Attorney General Jeff Sessions has grown accustomed to stormy congressional hearings, but when he goes before a House committee Tuesday, much of the grilling is likely to come from an unusual source—Republicans.
Numerous Republicans have expressed frustrations about why the Justice Department, which Sessions runs, hasn’t delved into Russia-related scandals surrounding Hillary Clinton, the Democrats’ 2016 nominee for president, such as her campaign’s funding of the so-called Trump dossier and the Uranium One controversy. They also want the Justice Department to pursue questions about the Obama administration’s “unmasking” scandal.
Sessions will testify before the House Judiciary Committee.
“The American people are demanding that there be one standard of the law, not a double standard,” Rep. Jim Jordan, R-Ohio, a member of the Judiciary Committee, told The Daily Signal in a phone interview. “This is about the American people getting answers for things that happened in the Justice Department in 2016 and early 2017. We asked for a special counsel months ago and we know so much more now.”
Rep. Trent Franks, R-Ariz., a member of the committee, said there is more evidence of wrongdoing with regard to Clinton than with anything special counsel Robert Mueller has unearthed about President Donald Trump.
“I absolutely believe Attorney General Sessions should appoint a special counsel to investigate the Clintons and [the] Democratic Party’s potential criminal ties to Russia,” Franks told The Daily Signal in an email, adding:
The difference between this special counsel and the Mueller investigation is that there is incontrovertible evidence of a potential crime, where the pursuit of Trump is a political witch hunt that has a demonstrable lack of evidence of anything remotely criminal.
The House Judiciary Committee’s oversight hearing, set to begin at 10 a.m., will almost surely include heavy criticism and questions from Democrats about alleged collusion between the Trump presidential campaign and Russian officials. But Republicans also have come out strongly against Sessions for not investigating Clinton.
In a Fox News op-ed published Monday, two Judiciary Committee members, Jordan and Rep. Matt Gaetz, R-Fla., begin by saying: “Mr. Attorney General, it’s time to do your job.”
Jordan and Gaetz conclude: “It’s time for Jeff Sessions to name a special counsel and get answers for the American people. If not, he should step down.”

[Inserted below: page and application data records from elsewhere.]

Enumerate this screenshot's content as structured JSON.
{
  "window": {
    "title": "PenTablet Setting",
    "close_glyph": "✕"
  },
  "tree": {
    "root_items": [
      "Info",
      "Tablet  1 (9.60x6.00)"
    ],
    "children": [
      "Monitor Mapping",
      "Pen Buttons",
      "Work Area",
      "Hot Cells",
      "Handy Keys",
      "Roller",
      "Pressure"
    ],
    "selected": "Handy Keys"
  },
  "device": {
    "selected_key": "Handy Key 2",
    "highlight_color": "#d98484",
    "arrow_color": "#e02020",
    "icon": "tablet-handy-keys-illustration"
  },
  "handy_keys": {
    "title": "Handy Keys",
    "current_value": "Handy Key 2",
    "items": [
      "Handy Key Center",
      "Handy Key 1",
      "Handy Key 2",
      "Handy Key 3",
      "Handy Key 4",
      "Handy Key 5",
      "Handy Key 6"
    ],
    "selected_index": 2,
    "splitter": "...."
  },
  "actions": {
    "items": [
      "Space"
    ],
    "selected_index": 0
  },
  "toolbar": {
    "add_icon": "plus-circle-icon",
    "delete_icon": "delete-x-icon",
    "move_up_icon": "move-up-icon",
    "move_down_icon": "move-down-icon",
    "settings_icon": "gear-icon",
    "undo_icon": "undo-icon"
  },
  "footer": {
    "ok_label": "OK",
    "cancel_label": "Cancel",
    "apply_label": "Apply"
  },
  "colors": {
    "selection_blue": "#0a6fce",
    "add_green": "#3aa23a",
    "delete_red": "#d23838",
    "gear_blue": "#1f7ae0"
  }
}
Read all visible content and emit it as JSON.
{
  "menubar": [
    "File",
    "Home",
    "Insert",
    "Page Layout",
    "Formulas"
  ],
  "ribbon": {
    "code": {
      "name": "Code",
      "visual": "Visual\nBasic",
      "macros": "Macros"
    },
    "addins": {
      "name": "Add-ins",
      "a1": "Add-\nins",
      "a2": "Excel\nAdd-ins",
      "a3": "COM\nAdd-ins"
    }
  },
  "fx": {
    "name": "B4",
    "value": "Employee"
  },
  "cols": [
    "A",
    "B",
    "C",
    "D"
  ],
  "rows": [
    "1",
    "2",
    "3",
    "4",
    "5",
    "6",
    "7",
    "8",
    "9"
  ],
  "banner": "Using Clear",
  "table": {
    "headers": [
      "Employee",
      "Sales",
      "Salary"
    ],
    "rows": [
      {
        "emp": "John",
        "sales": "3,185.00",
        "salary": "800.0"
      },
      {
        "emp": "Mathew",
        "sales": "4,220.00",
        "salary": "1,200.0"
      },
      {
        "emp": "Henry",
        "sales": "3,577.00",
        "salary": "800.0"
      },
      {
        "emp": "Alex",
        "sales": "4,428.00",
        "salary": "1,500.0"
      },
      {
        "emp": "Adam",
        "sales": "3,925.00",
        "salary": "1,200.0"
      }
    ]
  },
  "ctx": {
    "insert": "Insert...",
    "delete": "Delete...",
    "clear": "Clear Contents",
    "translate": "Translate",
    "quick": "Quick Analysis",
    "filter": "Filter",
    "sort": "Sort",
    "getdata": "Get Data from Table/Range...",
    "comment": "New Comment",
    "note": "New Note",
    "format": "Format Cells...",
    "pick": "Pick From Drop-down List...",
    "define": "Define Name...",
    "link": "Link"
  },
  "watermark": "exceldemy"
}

The Jordan-Gaetz op-ed also calls for a probe into how the Justice Department investigated Clinton’s private email server—which she used for official business as secretary of state—and a new Justice Department probe of the revelations that Obama administration officials “unmasked” individuals. The term refers to the internal identification of Trump associates whose activities supposedly were captured incidentally during routine U.S. intelligence-gathering.
Losing a campaign doesn’t shield Clinton from an investigation, said Rep. Mark Meadows, R-N.C., chairman of the House Freedom Caucus, a group of conservative lawmakers.
“We should absolutely strive to hold our public officials accountable, regardless of their political party—and at the same time, losing a presidential election as Hillary Clinton did does not render immunity from public scrutiny when there are major questions regarding your actions in office,” Meadows told The Daily Signal in an email.
Meadows, who isn’t a member of the Judiciary Committee, spoke last week about the Clinton matters on the House floor.
In his statement to The Daily Signal, Meadows added:
The fact is, there are a number of serious questions about the Clinton Foundation, the Uranium One deal, the creation of the Russian dossier—all of which call into question whether our national security was compromised while Hillary Clinton served as secretary of state and later ran for president. Ignoring those questions just because the Clinton campaign wasn’t successful would be a disservice to the American public. The American people deserve and demand answers to those questions. It’s our government’s responsibility to find them by appointing a special counsel to investigate.
For his part, Trump has called for an investigation by his Justice Department into his vanquished opponent, although a year ago in the immediate aftermath of the election, he said he wasn’t interested in hurting the Clintons.
The Clinton campaign and the Democratic National Committee paid for opposition research by a company called Fusion GPS on then-candidate Trump that involved “Trump dossier” author Christopher Steele’s working with Russian operatives to produce embarrassing information on Trump.
Republicans have argued this constitutes more direct evidence of collusion with Russian officials than anything known about the Trump campaign.
Separately, the House Permanent Select Committee on Intelligence and House Oversight and Government Reform Committee are probing the Uranium One deal. Clinton was a member of a board of federal officials that approved the 2010 deal that gave Russia control of 20 percent of American uranium, which can be used for nuclear power.
The Hill news organization reported that the FBI was investigating the matter at the time as a potential bribery and kickback scandal, and that Russian nuclear officials routed millions of dollars to benefit the Clinton Foundation, the organization set up by former President Bill Clinton, his wife Hillary, and their daughter Chelsea.
Jordan previously said Mueller, the special counsel and former FBI director, should recuse himself from the Russian probe because he is compromised based on his inaction in the Uranium One sale.
A Justice Department spokesman declined to comment before Sessions had a chance to speak for himself Tuesday at the House committee hearing.